ISLAMABAD: Pakistan’s prime minister on Monday directed the government to speed up privatization of state-owned power companies and improve electricity infrastructure nationwide, as authorities try to address deep-rooted losses and inefficiencies in the energy sector that have weighed on the economy and public finances.

Pakistan’s electricity system has long struggled with financial distress caused by a combination of factors including theft of power, inefficient collection of bills, high costs of generating electricity and a large burden of unpaid obligations known as “circular debt.” In the first quarter of the current financial year, government-owned distribution companies recorded losses of about Rs171 billion ($611 million) due to poor bill recovery and operational inefficiencies, official documents show. Circular debt in the broader power sector stood at around Rs1.66 trillion ($5.9 billion) in mid-2025, a sharp decline from past peaks but still a major fiscal drain. 

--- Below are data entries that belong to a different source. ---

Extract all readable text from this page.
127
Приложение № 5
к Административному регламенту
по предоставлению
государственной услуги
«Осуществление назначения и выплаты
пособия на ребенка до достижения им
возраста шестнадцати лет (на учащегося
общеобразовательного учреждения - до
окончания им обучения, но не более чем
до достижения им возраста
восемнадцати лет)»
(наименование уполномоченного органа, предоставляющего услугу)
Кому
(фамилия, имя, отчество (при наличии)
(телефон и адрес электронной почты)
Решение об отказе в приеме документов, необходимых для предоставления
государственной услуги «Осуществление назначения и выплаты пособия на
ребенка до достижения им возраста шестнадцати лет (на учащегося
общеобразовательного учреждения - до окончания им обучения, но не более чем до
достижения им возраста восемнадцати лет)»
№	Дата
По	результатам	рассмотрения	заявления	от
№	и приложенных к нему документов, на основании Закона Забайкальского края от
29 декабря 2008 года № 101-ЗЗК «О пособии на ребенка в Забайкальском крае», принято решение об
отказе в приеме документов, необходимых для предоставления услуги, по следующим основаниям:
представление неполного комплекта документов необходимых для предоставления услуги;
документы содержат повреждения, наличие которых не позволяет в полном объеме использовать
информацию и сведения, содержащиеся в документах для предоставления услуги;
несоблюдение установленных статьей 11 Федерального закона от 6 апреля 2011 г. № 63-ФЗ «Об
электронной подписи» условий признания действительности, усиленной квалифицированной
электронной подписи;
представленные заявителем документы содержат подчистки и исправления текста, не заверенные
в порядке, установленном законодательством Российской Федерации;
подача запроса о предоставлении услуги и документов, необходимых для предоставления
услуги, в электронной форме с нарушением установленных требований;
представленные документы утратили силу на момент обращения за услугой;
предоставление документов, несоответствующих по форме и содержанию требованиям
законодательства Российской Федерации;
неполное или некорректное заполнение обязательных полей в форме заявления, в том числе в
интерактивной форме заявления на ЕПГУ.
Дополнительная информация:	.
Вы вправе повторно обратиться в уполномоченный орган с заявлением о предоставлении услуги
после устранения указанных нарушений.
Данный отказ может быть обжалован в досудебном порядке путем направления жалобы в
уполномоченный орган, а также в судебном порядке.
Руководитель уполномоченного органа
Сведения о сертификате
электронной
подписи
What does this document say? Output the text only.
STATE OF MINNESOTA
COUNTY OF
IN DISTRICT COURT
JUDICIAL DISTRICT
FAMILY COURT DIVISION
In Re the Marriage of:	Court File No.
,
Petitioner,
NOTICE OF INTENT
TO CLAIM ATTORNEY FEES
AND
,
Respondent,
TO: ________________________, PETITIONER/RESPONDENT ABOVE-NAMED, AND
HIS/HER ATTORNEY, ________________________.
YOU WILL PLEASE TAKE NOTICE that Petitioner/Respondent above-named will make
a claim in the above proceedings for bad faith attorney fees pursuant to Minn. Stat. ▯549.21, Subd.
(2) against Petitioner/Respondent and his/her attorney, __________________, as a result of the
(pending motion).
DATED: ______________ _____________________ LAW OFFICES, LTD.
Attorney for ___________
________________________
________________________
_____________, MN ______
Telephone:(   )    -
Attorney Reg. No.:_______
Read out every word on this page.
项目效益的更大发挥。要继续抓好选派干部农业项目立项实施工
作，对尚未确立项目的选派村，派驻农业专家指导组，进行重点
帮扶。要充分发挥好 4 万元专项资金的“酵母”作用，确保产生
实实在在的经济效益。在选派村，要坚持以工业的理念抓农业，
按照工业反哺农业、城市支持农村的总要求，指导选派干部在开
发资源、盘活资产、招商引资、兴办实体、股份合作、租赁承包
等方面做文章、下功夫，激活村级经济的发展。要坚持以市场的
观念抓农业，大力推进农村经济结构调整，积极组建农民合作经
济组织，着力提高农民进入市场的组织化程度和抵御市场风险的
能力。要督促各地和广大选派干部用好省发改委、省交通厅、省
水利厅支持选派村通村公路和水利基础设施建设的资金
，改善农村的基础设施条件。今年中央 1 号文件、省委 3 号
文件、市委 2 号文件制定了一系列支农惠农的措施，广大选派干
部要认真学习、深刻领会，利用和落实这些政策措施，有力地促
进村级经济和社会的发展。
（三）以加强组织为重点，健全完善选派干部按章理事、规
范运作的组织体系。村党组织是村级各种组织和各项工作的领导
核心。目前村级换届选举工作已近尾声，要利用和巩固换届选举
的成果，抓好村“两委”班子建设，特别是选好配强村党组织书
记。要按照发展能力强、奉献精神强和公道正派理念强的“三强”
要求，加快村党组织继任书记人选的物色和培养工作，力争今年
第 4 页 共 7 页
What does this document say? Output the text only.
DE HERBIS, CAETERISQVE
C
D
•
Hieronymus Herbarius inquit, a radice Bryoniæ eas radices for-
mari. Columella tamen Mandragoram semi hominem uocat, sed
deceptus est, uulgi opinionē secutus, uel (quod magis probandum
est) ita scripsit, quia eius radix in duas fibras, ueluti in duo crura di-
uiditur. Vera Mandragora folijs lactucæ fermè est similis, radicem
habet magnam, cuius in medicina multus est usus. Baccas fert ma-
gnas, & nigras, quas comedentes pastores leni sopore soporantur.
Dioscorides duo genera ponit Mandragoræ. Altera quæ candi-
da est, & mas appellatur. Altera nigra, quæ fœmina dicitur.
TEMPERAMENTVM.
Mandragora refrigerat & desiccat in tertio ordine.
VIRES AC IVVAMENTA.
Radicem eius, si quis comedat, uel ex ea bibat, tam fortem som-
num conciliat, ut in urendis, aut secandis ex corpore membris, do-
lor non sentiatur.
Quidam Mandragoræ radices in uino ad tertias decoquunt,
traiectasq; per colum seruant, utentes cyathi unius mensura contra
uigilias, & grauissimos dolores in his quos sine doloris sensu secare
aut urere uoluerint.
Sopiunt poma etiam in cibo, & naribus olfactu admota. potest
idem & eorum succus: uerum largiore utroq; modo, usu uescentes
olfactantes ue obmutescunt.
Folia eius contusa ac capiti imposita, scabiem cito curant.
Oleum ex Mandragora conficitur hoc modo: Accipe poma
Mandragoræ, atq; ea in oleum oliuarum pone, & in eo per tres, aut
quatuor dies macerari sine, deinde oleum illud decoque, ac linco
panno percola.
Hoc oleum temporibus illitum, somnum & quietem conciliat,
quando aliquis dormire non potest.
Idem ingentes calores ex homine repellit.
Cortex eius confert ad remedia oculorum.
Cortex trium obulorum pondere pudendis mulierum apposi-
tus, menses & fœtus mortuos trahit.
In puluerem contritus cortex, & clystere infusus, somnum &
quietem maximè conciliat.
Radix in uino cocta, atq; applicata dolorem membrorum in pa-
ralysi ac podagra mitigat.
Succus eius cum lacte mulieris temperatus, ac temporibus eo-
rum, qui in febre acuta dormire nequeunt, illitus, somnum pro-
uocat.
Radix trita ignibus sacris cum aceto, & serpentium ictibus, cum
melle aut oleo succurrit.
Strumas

Efforts to contain these losses have been a focus of Pakistan’s economic reform program with the International Monetary Fund, which has urged structural changes in the energy sector as part of financing conditions. Previous government initiatives have included signing a $4.5 billion financing facility with local banks to ease power sector debt and reducing retail electricity tariffs to support economic recovery. 

“Electricity sector privatization and market-based competition is the sustainable solution to the country’s energy problems,” Prime Minister Shehbaz Sharif said at a meeting reviewing the roadmap for power sector reforms, according to a statement from the prime minister’s office.

The meeting reviewed progress on privatization and infrastructure projects. Officials said tenders for modernizing one of Pakistan’s oldest operational hubs, Rohri Railway Station, will be issued soon and that the Ghazi Barotha to Faisalabad transmission line, designed to improve long-distance transmission of electricity, is in the initial approval stages. While not all power-sector decisions were detailed publicly, the government emphasized expanding private sector participation and completing priority projects to strengthen the electricity grid.

In another key development, the prime minister endorsed plans to begin work on a battery energy storage system with participation from private investors to help manage fluctuations in supply and demand, particularly as renewable energy sources such as solar and wind take a growing role in generation. Officials said the concept clearance for the storage system has been approved and feasibility studies are underway.

Government briefing documents also outlined steps toward shifting some electricity plants from imported coal to locally mined Thar coal, where a railway line expansion is underway to support transport of fuel, potentially lowering costs and import dependence in the long term.

State authorities also pledged to address safety by converting unmanned railway crossings to staffed ones and to strengthen food safety inspections at stations, underscoring broader infrastructure and service improvements connected to energy and transport priorities.